Another friend still mourns hers over a year after it was gone.
Another friend still mourns hers over a year after it was gone.
I have a life-long friend who grew up in a neighborhood
surrounded by grandparents, aunts, uncles, and cousins. She built her house in
the lot behind her parents’ house, the only home she ever lived in. Her sister
built her house across the street from their parents.
I can’t imagine living that way. Or, rather, I can only
imagine.
I’ve moved over 30 times in my life. When I was growing up
we never lived anywhere longer than two or three years. We moved. A lot. As an
adult, I’ve also moved a lot. We’ve been in our current house for six years,
almost as long as the previous one. We were there seven. That’s longer than
anywhere else. Ever.
Sometimes I think that there must be some gypsy blood mixed
in with that of my rabble-rouser, non-Pilgrim Mayflower ancestor. My father
moved a lot while growing up, so did his mother, and her father, and so on back
and back through the generations. For the most part they settled in one place
sometime after one or more of their children moved out. And then the children
move. And move. And move. Our youngest will soon be done college. I wonder when and where I will settle down...if...
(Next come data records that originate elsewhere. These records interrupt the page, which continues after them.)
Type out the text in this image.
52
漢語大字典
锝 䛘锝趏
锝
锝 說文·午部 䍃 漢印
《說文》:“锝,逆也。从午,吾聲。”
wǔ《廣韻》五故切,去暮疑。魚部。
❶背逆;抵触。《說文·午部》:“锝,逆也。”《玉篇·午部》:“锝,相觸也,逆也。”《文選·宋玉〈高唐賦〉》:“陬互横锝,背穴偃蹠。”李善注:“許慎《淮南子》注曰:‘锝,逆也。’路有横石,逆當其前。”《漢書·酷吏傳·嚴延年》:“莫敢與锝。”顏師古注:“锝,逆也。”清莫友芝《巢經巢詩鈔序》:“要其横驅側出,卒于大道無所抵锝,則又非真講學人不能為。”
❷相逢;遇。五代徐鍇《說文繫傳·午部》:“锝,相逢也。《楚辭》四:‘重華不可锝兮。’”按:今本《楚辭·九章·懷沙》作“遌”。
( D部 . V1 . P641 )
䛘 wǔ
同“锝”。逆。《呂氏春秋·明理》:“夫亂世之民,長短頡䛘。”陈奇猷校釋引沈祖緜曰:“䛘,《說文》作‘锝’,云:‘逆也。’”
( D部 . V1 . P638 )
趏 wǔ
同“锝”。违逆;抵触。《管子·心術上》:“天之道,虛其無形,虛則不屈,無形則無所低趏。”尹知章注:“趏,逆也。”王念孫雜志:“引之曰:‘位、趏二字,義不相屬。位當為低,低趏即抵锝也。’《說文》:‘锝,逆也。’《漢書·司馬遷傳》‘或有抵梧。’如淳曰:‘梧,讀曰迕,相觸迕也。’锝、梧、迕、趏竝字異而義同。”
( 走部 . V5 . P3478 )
When you say goodbye to a home, you can take your memories
with you, but their shadows remain with the house, whispering silently between
the walls, under the floors, and above the ceilings. The window panes hold
tight to the pains they witnessed, the years of tears splashed like so many raindrops. They also remember the
joys, the toys, and the girls and boys.
And the pets. Many are buried under bushes and trees, or
under rocks and flowers. My no-longer-living pets are widely scattered. My
turtles Tom & Jerry are in Mars. My dogs Cinamon (sic) and Bridget are at
the top of the hill near Eastbrook. Two orange kittens, three lorikeets, and a
hamster are in two places in Venezuela. Two guinea pigs are in New Wilmington. The
multitudes of fish were mostly flushed, but not all at once.
My grandmother’s house was one of the few consistent places
I knew while growing up. She lived in the same house from the time I was born
until I was in my 40s. Another was a certain pine tree that my
great-grandfather had planted when my grandma was a little girl. I lived only a
few miles from it when I lived in the last place I lived before where I am now.
My aunts moved my grandma out west when she was in her mid 90s. When she died, she was just six months shy
of her 100th birthday. Very shortly after, the tree went down in a storm. I miss her house almost as much as I miss her.
Saying goodbye to a home doesn’t have to be the end. You keep pieces of the home in your heart for as long as you live. It keeps pieces of you, too.